Kita mungkin sempat memiskinkan bentuk kata ‘penjajahan’. Kita mungkin bilang penjajahan adalah rantai Barat dan bedil Belanda. Kita mungkin lupa penjajahan bisa hadir dalam bentuk pemberangusan kebebasan-berpikir. Kita mungkin lupa bahwa ‘fatwa’ ulama-ulama yang belakangan berkecambah disusul aksi buruk oleh beberapa kelompok berupa kekerasan merupakan penjajahan bentuk baru oleh saudara sendiri. Kita dijajah oleh bangsa kita sendiri. Tak ada kebebasan berpikir. Tak ada kebebasan menafsir. Tak ada kebebasan berpendapat. Tak ada kebebasan beragama. Tak ada kebebasan ber-Tuhan. Tak ada kebebasan menentukan keyakinan sendiri. Apakah memang berpikir liberal juga akhirnya akan terjajah? Hanya ada satu perlawanan terhadap segala bentuk penjajahan, yaitu: berpikir. Berpikir kritis, berpikir liberal! Mari rayakan pembebasan.

Posted by Badru Tamam Mifka  on  09/14  at  02:10 PM

Ada lucu nya saat kita bicara merdeka ataupun liberal. Anggaplah kata itu sama. Bayangkan saat zaman dulu para pahklawan melawan panjajah dengan berteriak: “MERRRDEKA!!”.

Lalu penjajah yang melawan pahlawan berteriak: “LIBERRAL!!”. Para pejuang kita ingin merdeka dari penjajahan, dan para penjajah ingin liberal dalam apa yang mereka lakukan, termasuk bila itu dianggap menjajah. Nah lo?! Sini ingin merdeka, sana ingin merdeka.

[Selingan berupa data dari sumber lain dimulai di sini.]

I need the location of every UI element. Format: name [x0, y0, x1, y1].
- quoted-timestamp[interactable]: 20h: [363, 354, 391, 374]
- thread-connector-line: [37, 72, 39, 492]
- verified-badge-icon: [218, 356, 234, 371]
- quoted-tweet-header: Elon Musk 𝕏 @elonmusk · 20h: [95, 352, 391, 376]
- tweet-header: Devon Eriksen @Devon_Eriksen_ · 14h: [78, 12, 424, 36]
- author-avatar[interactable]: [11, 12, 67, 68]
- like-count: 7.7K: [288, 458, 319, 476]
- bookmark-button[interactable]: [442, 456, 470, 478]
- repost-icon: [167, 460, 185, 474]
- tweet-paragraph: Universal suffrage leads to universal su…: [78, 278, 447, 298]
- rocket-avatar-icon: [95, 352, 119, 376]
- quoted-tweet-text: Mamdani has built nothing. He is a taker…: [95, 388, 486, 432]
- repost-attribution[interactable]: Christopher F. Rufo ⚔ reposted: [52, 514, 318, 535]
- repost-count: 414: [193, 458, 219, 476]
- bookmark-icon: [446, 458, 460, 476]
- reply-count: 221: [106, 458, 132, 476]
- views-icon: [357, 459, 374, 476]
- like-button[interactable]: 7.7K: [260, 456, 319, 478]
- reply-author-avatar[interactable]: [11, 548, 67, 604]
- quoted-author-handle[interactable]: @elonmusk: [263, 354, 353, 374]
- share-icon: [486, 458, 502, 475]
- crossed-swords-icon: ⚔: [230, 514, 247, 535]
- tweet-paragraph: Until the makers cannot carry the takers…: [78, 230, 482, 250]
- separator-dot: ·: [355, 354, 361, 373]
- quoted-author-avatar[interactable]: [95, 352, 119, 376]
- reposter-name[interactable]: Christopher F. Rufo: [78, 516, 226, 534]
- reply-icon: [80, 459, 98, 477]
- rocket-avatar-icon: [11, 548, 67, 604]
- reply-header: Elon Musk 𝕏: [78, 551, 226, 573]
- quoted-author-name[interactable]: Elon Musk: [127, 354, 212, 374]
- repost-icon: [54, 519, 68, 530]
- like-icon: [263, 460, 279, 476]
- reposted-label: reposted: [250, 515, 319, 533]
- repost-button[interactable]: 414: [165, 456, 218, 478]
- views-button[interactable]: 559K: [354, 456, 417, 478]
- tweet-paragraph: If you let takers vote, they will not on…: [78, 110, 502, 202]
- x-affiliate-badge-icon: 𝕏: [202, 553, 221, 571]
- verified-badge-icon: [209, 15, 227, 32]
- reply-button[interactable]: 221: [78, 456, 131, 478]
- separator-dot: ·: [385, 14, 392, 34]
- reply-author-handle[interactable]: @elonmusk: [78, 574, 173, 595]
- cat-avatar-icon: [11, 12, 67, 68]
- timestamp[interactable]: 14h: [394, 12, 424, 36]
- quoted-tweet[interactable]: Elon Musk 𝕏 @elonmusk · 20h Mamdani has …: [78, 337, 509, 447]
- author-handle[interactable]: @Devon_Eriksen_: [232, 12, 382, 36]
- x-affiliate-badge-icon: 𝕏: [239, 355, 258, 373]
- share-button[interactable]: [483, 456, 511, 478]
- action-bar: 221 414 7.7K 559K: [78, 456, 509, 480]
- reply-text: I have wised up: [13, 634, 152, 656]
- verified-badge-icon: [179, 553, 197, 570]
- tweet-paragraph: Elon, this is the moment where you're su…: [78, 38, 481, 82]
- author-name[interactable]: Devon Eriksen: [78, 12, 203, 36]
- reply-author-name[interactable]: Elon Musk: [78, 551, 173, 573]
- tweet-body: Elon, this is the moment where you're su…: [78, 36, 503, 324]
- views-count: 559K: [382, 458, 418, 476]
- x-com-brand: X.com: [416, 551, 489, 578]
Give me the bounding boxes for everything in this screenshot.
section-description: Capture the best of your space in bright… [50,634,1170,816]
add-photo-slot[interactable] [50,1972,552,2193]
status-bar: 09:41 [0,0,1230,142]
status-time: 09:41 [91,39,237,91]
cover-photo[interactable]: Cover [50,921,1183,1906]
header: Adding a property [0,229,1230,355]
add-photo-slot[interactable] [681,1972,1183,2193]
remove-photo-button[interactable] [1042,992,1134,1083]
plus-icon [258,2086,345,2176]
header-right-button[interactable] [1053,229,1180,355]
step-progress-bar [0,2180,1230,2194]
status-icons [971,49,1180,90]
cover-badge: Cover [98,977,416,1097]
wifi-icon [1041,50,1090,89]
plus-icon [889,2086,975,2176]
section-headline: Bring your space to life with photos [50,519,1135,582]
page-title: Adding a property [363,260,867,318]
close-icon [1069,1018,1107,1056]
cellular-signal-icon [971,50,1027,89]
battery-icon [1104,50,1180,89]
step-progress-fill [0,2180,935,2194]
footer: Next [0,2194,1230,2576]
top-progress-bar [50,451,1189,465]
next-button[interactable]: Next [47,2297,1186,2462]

Sini ingin liberal, sana juga ingin liberal. Merdeka mana yang benar? Liberal mana yang mesti diturutin? Arti boleh sama, tapi aplikasi justru yang harus diperhatikan. Bila dikaitkan dengan JIL, bukan kata Liberalnya yang dipermasalahkan, tapi aplikasi dari kata tersebut. Yah, yuuu’!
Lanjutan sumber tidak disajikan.